Wpis z mikrobloga

@kr10n1: Odpowiadają - spalinowe za rakotwórcze związki azotu (szczególnie diesele VW ;) ) - i wszystkie auta za pył PM10/PM25 z klocków hamulcowych (tutaj do aut z dużo mniejszym wpływem wliczą się wszystkie hamujące regeneracyjnie - z hybrydami włącznie). W swojej części oczywiście bo (szczególnie u nas) cały przemysł i ogrzewanie domów jest przeważnie głównym sprawcą, ale sorry z ich rur nie wylatuje fiołkowe powietrze...

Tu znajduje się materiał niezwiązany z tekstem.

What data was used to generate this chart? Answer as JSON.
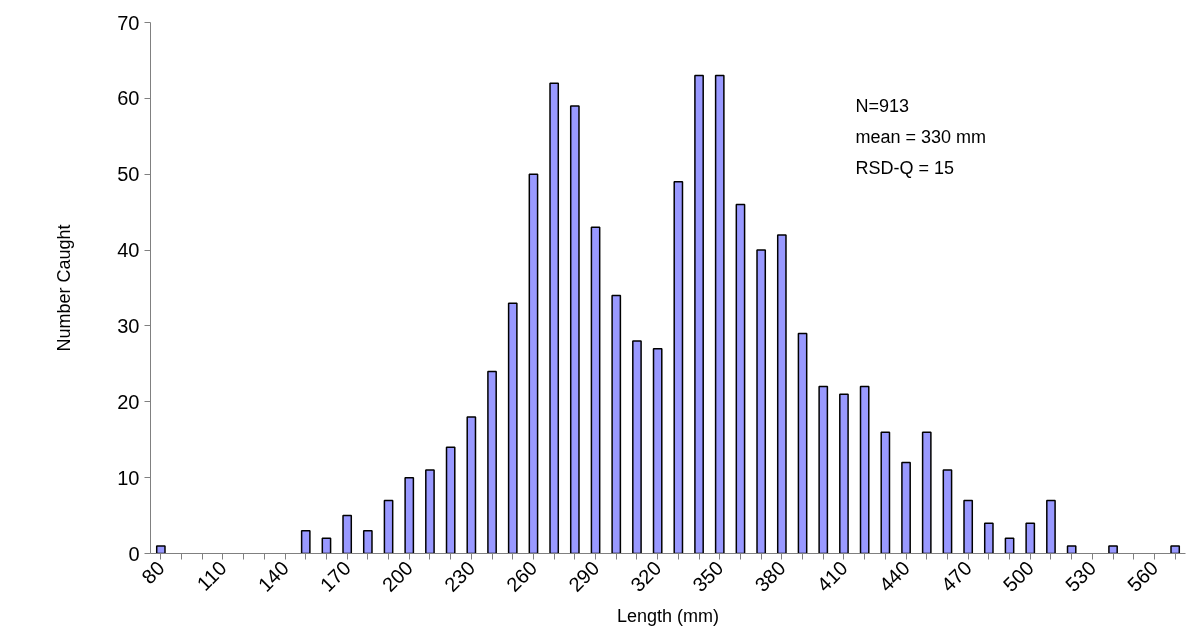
{
  "chart_data": {
    "type": "bar",
    "xlabel": "Length (mm)",
    "ylabel": "Number Caught",
    "categories": [
      "80",
      null,
      null,
      "110",
      null,
      null,
      "140",
      null,
      null,
      "170",
      null,
      null,
      "200",
      null,
      null,
      "230",
      null,
      null,
      "260",
      null,
      null,
      "290",
      null,
      null,
      "320",
      null,
      null,
      "350",
      null,
      null,
      "380",
      null,
      null,
      "410",
      null,
      null,
      "440",
      null,
      null,
      "470",
      null,
      null,
      "500",
      null,
      null,
      "530",
      null,
      null,
      "560",
      null
    ],
    "values": [
      1,
      0,
      0,
      0,
      0,
      0,
      0,
      3,
      2,
      5,
      3,
      7,
      10,
      11,
      14,
      18,
      24,
      33,
      50,
      62,
      59,
      43,
      34,
      28,
      27,
      49,
      63,
      63,
      46,
      40,
      42,
      29,
      22,
      21,
      22,
      16,
      12,
      16,
      11,
      7,
      4,
      2,
      4,
      7,
      1,
      0,
      1,
      0,
      0,
      1
    ],
    "color": "#9999ff",
    "ylim": [
      0,
      70
    ],
    "yticks": [
      0,
      10,
      20,
      30,
      40,
      50,
      60,
      70
    ],
    "grid": false,
    "annotations": [
      "N=913",
      "mean = 330 mm",
      "RSD-Q = 15"
    ]
  }
}
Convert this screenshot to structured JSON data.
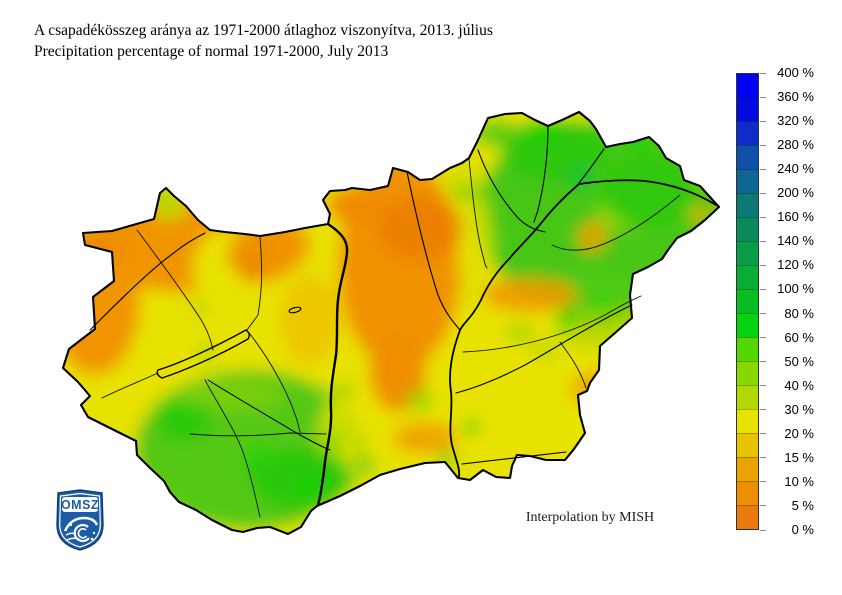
{
  "title": {
    "line1_hu": "A csapadékösszeg aránya az 1971-2000 átlaghoz viszonyítva, 2013. július",
    "line2_en": "Precipitation percentage of normal 1971-2000, July 2013"
  },
  "map": {
    "region": "Hungary",
    "attribution": "Interpolation by MISH",
    "logo": {
      "text": "OMSZ",
      "color": "#1c5ca6"
    },
    "palette": {
      "base_yellow": "#e8e200",
      "orange": "#f09400",
      "deep_orange": "#ec8000",
      "green": "#46c614",
      "bright_green": "#10d400",
      "yellow_green": "#b2d800",
      "border_black": "#000000"
    }
  },
  "legend": {
    "unit": "%",
    "tick_labels": [
      "400 %",
      "360 %",
      "320 %",
      "280 %",
      "240 %",
      "200 %",
      "160 %",
      "140 %",
      "120 %",
      "100 %",
      "80 %",
      "60 %",
      "50 %",
      "40 %",
      "30 %",
      "20 %",
      "15 %",
      "10 %",
      "5 %",
      "0 %"
    ],
    "segment_colors_top_to_bottom": [
      "#0202f2",
      "#020ae0",
      "#0e2cc8",
      "#1150aa",
      "#0e6692",
      "#0c7a74",
      "#0b8a5c",
      "#0a9a48",
      "#09ac34",
      "#08bc24",
      "#06d410",
      "#52d800",
      "#86d800",
      "#b2d802",
      "#e6e400",
      "#e6c402",
      "#eaa402",
      "#ec9002",
      "#e87a10"
    ]
  }
}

I jak nie ma cyrkulacji powietrza
@anon-anon sprecyzuje. W mieście gdzie "dozwolone" jest ogrzewanie domów różnej maści syfem, smog pochodzący z samochodów, zwłaszcza spełniających nowe normy jest mało istotny
@kr10n1: Jakoś podświadomie łączę posiadacza kopcącego passata ze śmieciowym opalaczem z rozpadającej się chałupy. Wiem na co stać ludzi dbających o swoje własne CO, bo nie raz przechadzałem się w ramach spaceru zimą uliczką w niewielkim miasteczku i do czasu aż się doszło do lasu ten spacer nie miał nic z przyjemnością wspólnego.
@kr10n1: Niemniej jednak od czegoś trzeba zacząć, więc dlaczego nie od kupna eko auta, lub inwestycji w odnawialne źródło energii dla domu? Jeśli każdy będzie wychodził z założenia że nie ma sensu inwestować, bo przecież i tak inni trują, to nigdy nie będzie świadomości ekologicznej.
@uzekamanzi ja nie twierdzę że nie warto nic robić, tylko żeby robić najpierw to co przyniesie największą korzyść. A dane potwierdzają że złotówka zainwestowana w ogrzewanie przyniesie lepszy efekt niż ta wydana na samochód. Promowanie zakazu wjazdu do centrum w sytuacji gdzie istnieje problem z paleniem śmieciami jest intelektualnym lenistwem delikatnie mówiąc. w ogóle uważam że problem ogrzewania w mieście nie powinien mieć miejsca. Miasto (urząd) zamiast znajdować sobie chłopców do bicia
@kr10n1: W teorii straż miejska/wiejska jest między innymi po to aby zadbać o ukaranie ludzi palących syfem. Ale jak to działa to wiadomo. Lepiej dać mandat kierowcy na osiedlu 15pietrowców bo ktoś na noc stanął tam gdzie mu się po pracy udało a nie tam gdzie mógł ;-)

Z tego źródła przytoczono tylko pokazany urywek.